Education for All
Posted 25th May 2016
“A Bill will be brought forward to lay foundations for educational excellence in all schools, giving every child the best start in life. There will also be a fairer balance between schools, through the National Funding Formula.” - The Queens Speech, 18th May 2016.
The purpose of this Bill is to:
- Spread educational excellence everywhere, so that all children and young people, regardless of location, prior attainment or background get an excellent education.
- Move towards a system where all schools are academies, and all schools are funded fairly.
- Improve outcomes for pupils who are let down, by fundamental reforms to alternative provision for excluded pupils.
- Deliver the vision that will be set out in the forthcoming Skills Plan through ambitious reform to technical education. These changes will focus on closing the major productivity gap between our economy and other leading economies.

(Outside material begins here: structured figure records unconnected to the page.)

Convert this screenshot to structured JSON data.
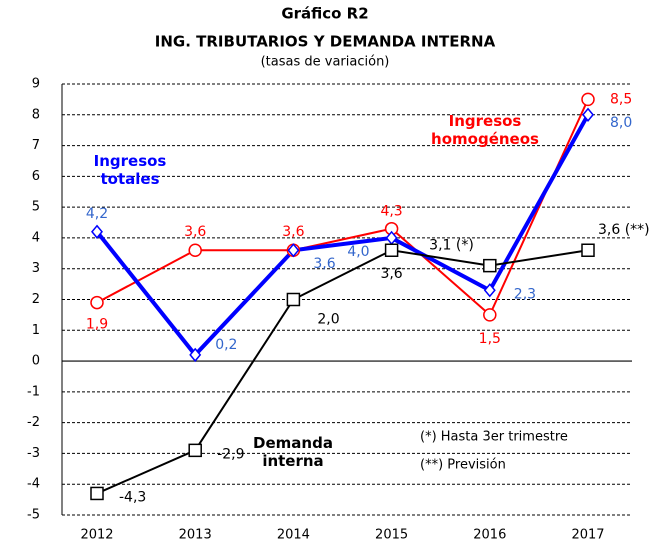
{
  "chart_data": {
    "type": "line",
    "title": "Gráfico R2",
    "subtitle": "ING. TRIBUTARIOS Y DEMANDA INTERNA",
    "note_units": "(tasas de variación)",
    "categories": [
      "2012",
      "2013",
      "2014",
      "2015",
      "2016",
      "2017"
    ],
    "series": [
      {
        "name": "Ingresos homogéneos",
        "color": "#ff0000",
        "marker": "circle",
        "values": [
          1.9,
          3.6,
          3.6,
          4.3,
          1.5,
          8.5
        ],
        "value_labels": [
          "1,9",
          "3,6",
          "3,6",
          "4,3",
          "1,5",
          "8,5"
        ]
      },
      {
        "name": "Ingresos totales",
        "color": "#0000ff",
        "marker": "diamond",
        "values": [
          4.2,
          0.2,
          3.6,
          4.0,
          2.3,
          8.0
        ],
        "value_labels": [
          "4,2",
          "0,2",
          "3,6",
          "4,0",
          "2,3",
          "8,0"
        ]
      },
      {
        "name": "Demanda interna",
        "color": "#000000",
        "marker": "square",
        "values": [
          -4.3,
          -2.9,
          2.0,
          3.6,
          3.1,
          3.6
        ],
        "value_labels": [
          "-4,3",
          "-2,9",
          "2,0",
          "3,6",
          "3,1 (*)",
          "3,6 (**)"
        ]
      }
    ],
    "notes": [
      "(*) Hasta 3er trimestre",
      "(**) Previsión"
    ],
    "ylim": [
      -5,
      9
    ],
    "yticks": [
      -5,
      -4,
      -3,
      -2,
      -1,
      0,
      1,
      2,
      3,
      4,
      5,
      6,
      7,
      8,
      9
    ],
    "grid": true
  }
}
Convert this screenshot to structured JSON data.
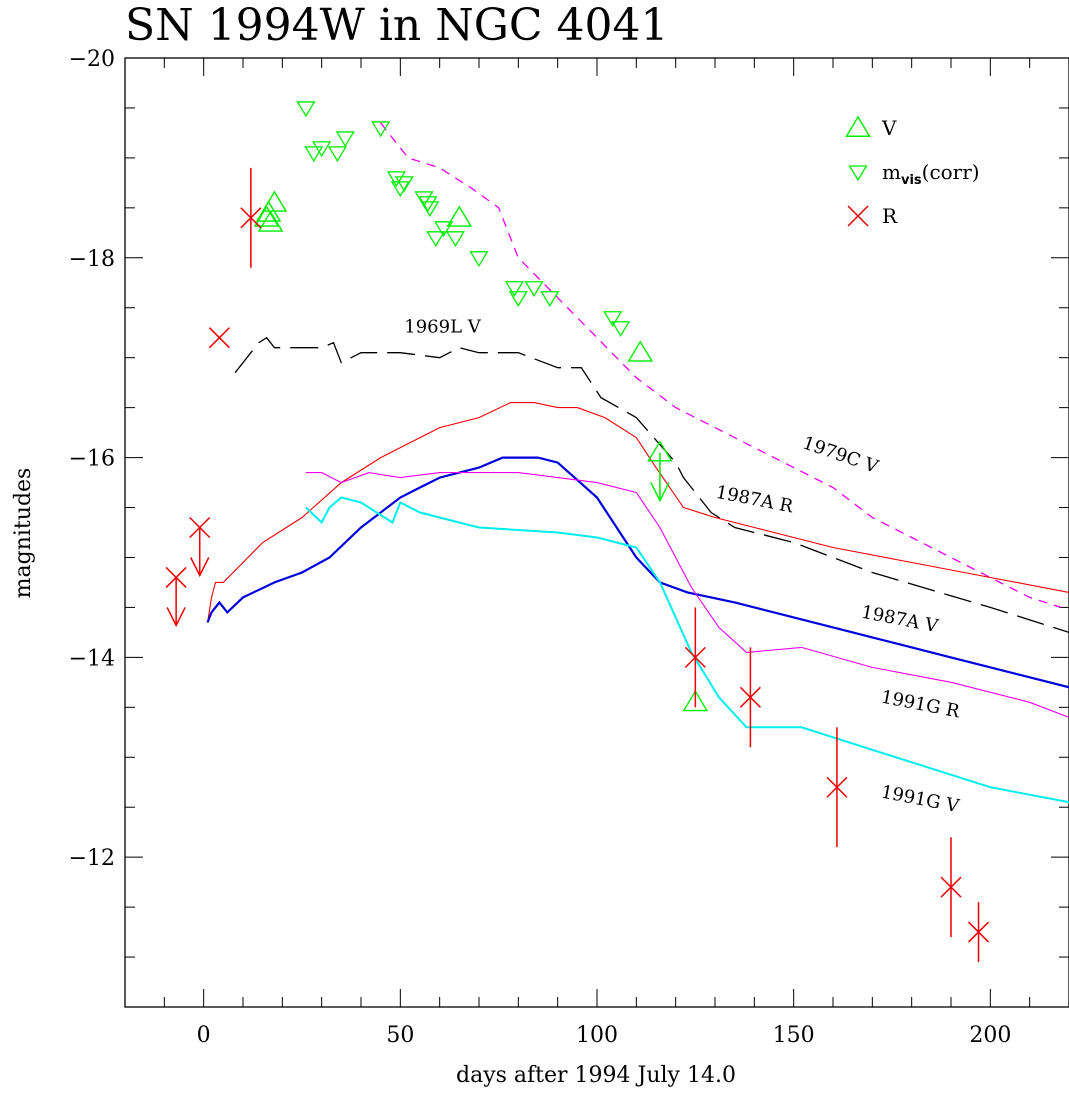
{
  "chart_data": {
    "type": "scatter",
    "title": "SN 1994W in NGC 4041",
    "xlabel": "days after 1994 July 14.0",
    "ylabel": "magnitudes",
    "xlim": [
      -20,
      220
    ],
    "ylim": [
      -10.5,
      -20
    ],
    "y_inverted": true,
    "xticks": [
      0,
      50,
      100,
      150,
      200
    ],
    "yticks": [
      -12,
      -14,
      -16,
      -18,
      -20
    ],
    "grid": false,
    "legend_position": "top-right",
    "colors": {
      "V": "#00ee00",
      "mvis": "#00ee00",
      "R": "#ee0000",
      "t1969L_V": "#000000",
      "t1979C_V": "#ee00ee",
      "t1987A_R": "#ee0000",
      "t1987A_V": "#0000dd",
      "t1991G_R": "#ee00ee",
      "t1991G_V": "#00eeee"
    },
    "legend": [
      {
        "key": "V",
        "label": "V",
        "marker": "triangle-up"
      },
      {
        "key": "mvis",
        "label": "m",
        "sub": "vis",
        "suffix": "(corr)",
        "marker": "triangle-down"
      },
      {
        "key": "R",
        "label": "R",
        "marker": "cross"
      }
    ],
    "series": [
      {
        "name": "V",
        "marker": "triangle-up",
        "points": [
          {
            "x": 16,
            "y": -18.4
          },
          {
            "x": 17,
            "y": -18.35
          },
          {
            "x": 18,
            "y": -18.55
          },
          {
            "x": 16.5,
            "y": -18.45
          },
          {
            "x": 111,
            "y": -17.05
          },
          {
            "x": 65,
            "y": -18.4
          },
          {
            "x": 125,
            "y": -13.55
          }
        ],
        "upper_limits": [
          {
            "x": 116,
            "y": -16.05
          }
        ]
      },
      {
        "name": "m_vis(corr)",
        "marker": "triangle-down",
        "points": [
          {
            "x": 26,
            "y": -19.5
          },
          {
            "x": 28,
            "y": -19.05
          },
          {
            "x": 30,
            "y": -19.1
          },
          {
            "x": 34,
            "y": -19.05
          },
          {
            "x": 36,
            "y": -19.2
          },
          {
            "x": 45,
            "y": -19.3
          },
          {
            "x": 49,
            "y": -18.8
          },
          {
            "x": 50,
            "y": -18.7
          },
          {
            "x": 51,
            "y": -18.75
          },
          {
            "x": 56,
            "y": -18.6
          },
          {
            "x": 57,
            "y": -18.55
          },
          {
            "x": 57.5,
            "y": -18.5
          },
          {
            "x": 59,
            "y": -18.2
          },
          {
            "x": 61,
            "y": -18.3
          },
          {
            "x": 64,
            "y": -18.2
          },
          {
            "x": 70,
            "y": -18.0
          },
          {
            "x": 79,
            "y": -17.7
          },
          {
            "x": 80,
            "y": -17.6
          },
          {
            "x": 84,
            "y": -17.7
          },
          {
            "x": 88,
            "y": -17.6
          },
          {
            "x": 104,
            "y": -17.4
          },
          {
            "x": 106,
            "y": -17.3
          }
        ]
      },
      {
        "name": "R",
        "marker": "cross",
        "points": [
          {
            "x": 12,
            "y": -18.4,
            "err": 0.5
          },
          {
            "x": 4,
            "y": -17.2
          },
          {
            "x": 125,
            "y": -14.0,
            "err": 0.5
          },
          {
            "x": 139,
            "y": -13.6,
            "err": 0.5
          },
          {
            "x": 161,
            "y": -12.7,
            "err": 0.6
          },
          {
            "x": 190,
            "y": -11.7,
            "err": 0.5
          },
          {
            "x": 197,
            "y": -11.25,
            "err": 0.3
          }
        ],
        "upper_limits": [
          {
            "x": -7,
            "y": -14.8
          },
          {
            "x": -1,
            "y": -15.3
          }
        ]
      }
    ],
    "templates": [
      {
        "name": "1979C V",
        "key": "t1979C_V",
        "style": "short-dash",
        "label_at": {
          "x": 152,
          "y": -16.1
        },
        "label_rotate": 19,
        "points": [
          [
            45,
            -19.35
          ],
          [
            52,
            -19.0
          ],
          [
            60,
            -18.9
          ],
          [
            68,
            -18.7
          ],
          [
            75,
            -18.5
          ],
          [
            80,
            -18.0
          ],
          [
            90,
            -17.6
          ],
          [
            100,
            -17.2
          ],
          [
            110,
            -16.8
          ],
          [
            120,
            -16.5
          ],
          [
            130,
            -16.3
          ],
          [
            140,
            -16.1
          ],
          [
            150,
            -15.9
          ],
          [
            160,
            -15.7
          ],
          [
            170,
            -15.4
          ],
          [
            180,
            -15.2
          ],
          [
            190,
            -15.0
          ],
          [
            200,
            -14.8
          ],
          [
            210,
            -14.6
          ],
          [
            218,
            -14.5
          ]
        ]
      },
      {
        "name": "1969L V",
        "key": "t1969L_V",
        "style": "long-dash",
        "label_at": {
          "x": 51,
          "y": -17.25
        },
        "label_rotate": 0,
        "points": [
          [
            8,
            -16.85
          ],
          [
            14,
            -17.15
          ],
          [
            16,
            -17.2
          ],
          [
            18,
            -17.1
          ],
          [
            30,
            -17.1
          ],
          [
            33,
            -17.15
          ],
          [
            35,
            -16.95
          ],
          [
            40,
            -17.05
          ],
          [
            50,
            -17.05
          ],
          [
            60,
            -17.0
          ],
          [
            65,
            -17.1
          ],
          [
            70,
            -17.05
          ],
          [
            80,
            -17.05
          ],
          [
            90,
            -16.9
          ],
          [
            96,
            -16.9
          ],
          [
            101,
            -16.6
          ],
          [
            110,
            -16.4
          ],
          [
            120,
            -15.95
          ],
          [
            122,
            -15.8
          ],
          [
            129,
            -15.45
          ],
          [
            135,
            -15.3
          ],
          [
            150,
            -15.15
          ],
          [
            170,
            -14.85
          ],
          [
            200,
            -14.5
          ],
          [
            220,
            -14.25
          ]
        ]
      },
      {
        "name": "1987A R",
        "key": "t1987A_R",
        "style": "solid",
        "label_at": {
          "x": 130,
          "y": -15.6
        },
        "label_rotate": 11,
        "points": [
          [
            1,
            -14.35
          ],
          [
            2,
            -14.6
          ],
          [
            3,
            -14.75
          ],
          [
            5,
            -14.75
          ],
          [
            10,
            -14.95
          ],
          [
            15,
            -15.15
          ],
          [
            25,
            -15.4
          ],
          [
            35,
            -15.75
          ],
          [
            45,
            -16.0
          ],
          [
            50,
            -16.1
          ],
          [
            60,
            -16.3
          ],
          [
            70,
            -16.4
          ],
          [
            78,
            -16.55
          ],
          [
            84,
            -16.55
          ],
          [
            90,
            -16.5
          ],
          [
            95,
            -16.5
          ],
          [
            102,
            -16.4
          ],
          [
            110,
            -16.2
          ],
          [
            115,
            -15.9
          ],
          [
            122,
            -15.5
          ],
          [
            130,
            -15.4
          ],
          [
            140,
            -15.3
          ],
          [
            160,
            -15.1
          ],
          [
            180,
            -14.95
          ],
          [
            200,
            -14.8
          ],
          [
            220,
            -14.65
          ]
        ]
      },
      {
        "name": "1987A V",
        "key": "t1987A_V",
        "style": "solid-thick",
        "label_at": {
          "x": 167,
          "y": -14.4
        },
        "label_rotate": 11,
        "points": [
          [
            1,
            -14.35
          ],
          [
            2,
            -14.45
          ],
          [
            4,
            -14.55
          ],
          [
            6,
            -14.45
          ],
          [
            10,
            -14.6
          ],
          [
            18,
            -14.75
          ],
          [
            25,
            -14.85
          ],
          [
            32,
            -15.0
          ],
          [
            40,
            -15.3
          ],
          [
            50,
            -15.6
          ],
          [
            55,
            -15.7
          ],
          [
            60,
            -15.8
          ],
          [
            70,
            -15.9
          ],
          [
            76,
            -16.0
          ],
          [
            85,
            -16.0
          ],
          [
            90,
            -15.95
          ],
          [
            100,
            -15.6
          ],
          [
            110,
            -15.0
          ],
          [
            116,
            -14.75
          ],
          [
            123,
            -14.65
          ],
          [
            135,
            -14.55
          ],
          [
            150,
            -14.4
          ],
          [
            170,
            -14.2
          ],
          [
            190,
            -14.0
          ],
          [
            210,
            -13.8
          ],
          [
            220,
            -13.7
          ]
        ]
      },
      {
        "name": "1991G R",
        "key": "t1991G_R",
        "style": "solid",
        "label_at": {
          "x": 172,
          "y": -13.55
        },
        "label_rotate": 11,
        "points": [
          [
            26,
            -15.85
          ],
          [
            30,
            -15.85
          ],
          [
            35,
            -15.75
          ],
          [
            42,
            -15.85
          ],
          [
            50,
            -15.8
          ],
          [
            60,
            -15.85
          ],
          [
            70,
            -15.85
          ],
          [
            80,
            -15.85
          ],
          [
            90,
            -15.8
          ],
          [
            100,
            -15.75
          ],
          [
            110,
            -15.65
          ],
          [
            116,
            -15.3
          ],
          [
            124,
            -14.7
          ],
          [
            131,
            -14.3
          ],
          [
            138,
            -14.05
          ],
          [
            152,
            -14.1
          ],
          [
            170,
            -13.9
          ],
          [
            190,
            -13.75
          ],
          [
            210,
            -13.55
          ],
          [
            220,
            -13.4
          ]
        ]
      },
      {
        "name": "1991G V",
        "key": "t1991G_V",
        "style": "solid-medium",
        "label_at": {
          "x": 172,
          "y": -12.6
        },
        "label_rotate": 11,
        "points": [
          [
            26,
            -15.5
          ],
          [
            30,
            -15.35
          ],
          [
            32,
            -15.5
          ],
          [
            35,
            -15.6
          ],
          [
            40,
            -15.55
          ],
          [
            44,
            -15.45
          ],
          [
            48,
            -15.35
          ],
          [
            50,
            -15.55
          ],
          [
            55,
            -15.45
          ],
          [
            65,
            -15.35
          ],
          [
            70,
            -15.3
          ],
          [
            90,
            -15.25
          ],
          [
            100,
            -15.2
          ],
          [
            110,
            -15.1
          ],
          [
            116,
            -14.75
          ],
          [
            124,
            -14.05
          ],
          [
            131,
            -13.6
          ],
          [
            138,
            -13.3
          ],
          [
            142,
            -13.3
          ],
          [
            152,
            -13.3
          ],
          [
            180,
            -12.95
          ],
          [
            200,
            -12.7
          ],
          [
            220,
            -12.55
          ]
        ]
      }
    ]
  }
}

The main benefits of the Bill would be:
- Convert schools to academies in the worst performing local authorities and those that can no longer viably support their remaining schools, so that a new system led by good and outstanding schools can take their place.
- Setting the foundation for a system in which all schools are academies, putting our great school leaders in charge of running and improving schools to improve results.
- Embedding excellence for every pupil, through fundamental reforms to educating excluded children; and reforming technical education through a strong employer-led system with high quality qualifications, which support clear line of sight to skilled employment.
- Meeting the manifesto commitment to make school funding fairer, with fundamental reform to ensure that schools with the same kinds of pupils get the same funding.
The main elements of the Bill are:
A school-led system- Moving towards a system where every school is an academy through powers to convert schools to academies in under-performing and unviable local authorities.
- Making the process of becoming an academy swifter and smoother for schools and local authorities.
- Setting out a new role for local authorities, by shifting responsibility for school improvement from the LA to great headteachers and others in the school system.
- Redressing historical unfairness in school funding through a National Funding Formula which would allocate funding fairly and efficiently.
- Making schools responsible for finding the right provider for their excluded pupils, and accountable for their education.